#BGReviewer: Michael Bublé
Michael Bublé emerges from the back of a neon-lit tiered stage and trips down the stairs past some thirty instrumentalists, evoking a young Dean Martin. He delivers a nostalgic ‘My Funny Valentine,’ flashes a killer smile, and begins to clap. Within eight beats, we are all clapping with him. He slides into ‘Just Haven’t Met You Yet,’ and the evening is underway.
‘An Evening With Michael Bublé’ is not just a concert. Throughout the event, you feel like Bublé is the M.C. of your own wedding, entertaining the guests, but there really for you alone. He carries the crowd, the vocals and the instrumentalists along like a Maître D, and leans into the energy of both the fans and his fellow musicians.
Bublé’s favourite part of the show, he says, is called ‘walking the tightrope.’ He sits down on the corner of the stage, turns down his earpiece says, “This could go terribly wrong,” (but it doesn’t). He chooses Maddi from Sarnia out of the crowd, pulls her up to the stage, hugs her, and they sing a rousing duet of ‘Fever.’ Ascending into the Orchestra, Bublé cajoles a violinist from London to sing for him, then hands the microphone to trumpeter Jumaane Smith. Bublé looks completely at home dancing with the backup singers while Smith strolls onto the runway of the stage belting ‘You’re Nobody Till Somebody Loves You.’ He wraps up his own vocals with a piercing trumpet solo. Bublé is an artist who gives credit to both his fans the musicians he works with, not only verbally, which he does many times, but by celebrating them during the show. He frequently goes out of his way to interact with fans, signing pictures, shaking hands and even taking selfie videos on phones concert-goers hand up to the stage.
At sixteen, Bublé started singing in nightclubs and shares the question he asked himself at the beginning of this tour: “How can I turn a gigantic cavernous hockey arena into a nightclub?” As the pendant lights fall from the ceiling and an intimate band gathers around the mini stage at the end of the runway, his vision is realized. The evening has a distinct acoustic vibe. Much of the music he performs would be just as believable fifty years ago as it is now. The sound of the big band is clean and crisp. Bublé uses a hand-held microphone, often leaning on the mic stand. He tears up when he talks about his grandfather and their shared love of the crooners of old and later laughs at himself, saying he knows it’s hard to dance to swing because “no one has listened to it for ninety-eight years.” Even the high-tech aspects of the show, like the drop down, back-projected mid-arena screens and music videos that play during some of the artist’s mainstream radio hits feel like an augmentation of the retro theming, not a break from it.
Bublé and his team are musically flawless.

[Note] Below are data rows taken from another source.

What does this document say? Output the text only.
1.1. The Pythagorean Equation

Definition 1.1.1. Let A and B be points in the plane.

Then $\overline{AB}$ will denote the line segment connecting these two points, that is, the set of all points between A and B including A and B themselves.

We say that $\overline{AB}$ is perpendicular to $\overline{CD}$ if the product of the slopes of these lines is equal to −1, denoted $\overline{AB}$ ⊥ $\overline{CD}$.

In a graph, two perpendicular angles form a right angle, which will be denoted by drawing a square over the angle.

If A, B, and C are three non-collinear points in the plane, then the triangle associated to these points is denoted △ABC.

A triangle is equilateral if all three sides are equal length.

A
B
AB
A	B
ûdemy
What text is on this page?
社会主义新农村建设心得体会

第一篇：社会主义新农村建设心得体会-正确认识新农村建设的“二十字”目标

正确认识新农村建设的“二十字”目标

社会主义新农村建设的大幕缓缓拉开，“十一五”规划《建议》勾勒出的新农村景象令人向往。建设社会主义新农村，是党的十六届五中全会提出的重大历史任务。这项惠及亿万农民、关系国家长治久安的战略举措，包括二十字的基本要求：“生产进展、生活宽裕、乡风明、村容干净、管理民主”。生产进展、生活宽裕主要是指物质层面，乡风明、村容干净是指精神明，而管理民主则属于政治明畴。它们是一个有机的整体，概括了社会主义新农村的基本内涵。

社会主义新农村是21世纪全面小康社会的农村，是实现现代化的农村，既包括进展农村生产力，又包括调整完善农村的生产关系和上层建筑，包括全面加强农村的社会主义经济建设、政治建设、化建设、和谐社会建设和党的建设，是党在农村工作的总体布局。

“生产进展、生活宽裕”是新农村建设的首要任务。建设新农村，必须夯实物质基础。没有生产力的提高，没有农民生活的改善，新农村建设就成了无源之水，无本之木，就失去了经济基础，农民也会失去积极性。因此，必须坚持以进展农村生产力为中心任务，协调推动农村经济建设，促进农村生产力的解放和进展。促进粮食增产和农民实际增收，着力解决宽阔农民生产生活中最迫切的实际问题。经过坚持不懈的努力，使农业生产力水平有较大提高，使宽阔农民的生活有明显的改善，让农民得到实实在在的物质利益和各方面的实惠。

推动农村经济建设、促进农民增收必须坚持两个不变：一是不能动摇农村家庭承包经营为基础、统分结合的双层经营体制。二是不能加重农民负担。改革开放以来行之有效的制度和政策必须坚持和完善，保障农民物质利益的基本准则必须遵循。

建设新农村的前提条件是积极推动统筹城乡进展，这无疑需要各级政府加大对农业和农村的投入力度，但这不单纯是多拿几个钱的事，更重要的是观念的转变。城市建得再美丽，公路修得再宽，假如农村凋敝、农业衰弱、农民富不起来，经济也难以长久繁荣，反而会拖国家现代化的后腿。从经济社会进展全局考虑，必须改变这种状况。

The sound and lighting are impeccable. The pianist and musical director Alan Chang makes you wish fervently that you had practiced the piano just a little bit more. The passion and skill of the musicians is evident as the band follows Bublé through huge numbers like ‘Buona Sera Signorina’ and my personal surprise favourite of the night, ‘Just a Gigolo,’ featuring a wailing baritone saxophone solo.
After he leaves the stage, a swelling ovation follows and after several minutes, the orchestra begins to build, mirroring the excitement of the crowd until Bublé soars back out onto the stage and launches into ‘You’re My Everything.’ He then thanks the crowd effusively, shrugging off further applause. One last heart-melting grin straight into the camera before Michael Bublé delivers his catch phrase of the night, ‘Let’s Go!’ for the last time. A heartbreaking rendition of ‘You Were Always On My Mind,’ follows and then, as powerfully as it began, the evening is over.
It’s not hard to understand how Michael Bublé sells out massive stadiums and sold out Budweiser Gardens last night. Phenomenal stage presence and humour, a love of his audience and musicians and truly incredible musicianship made my ‘Evening With Michael Bublé’ one that I won’t forget.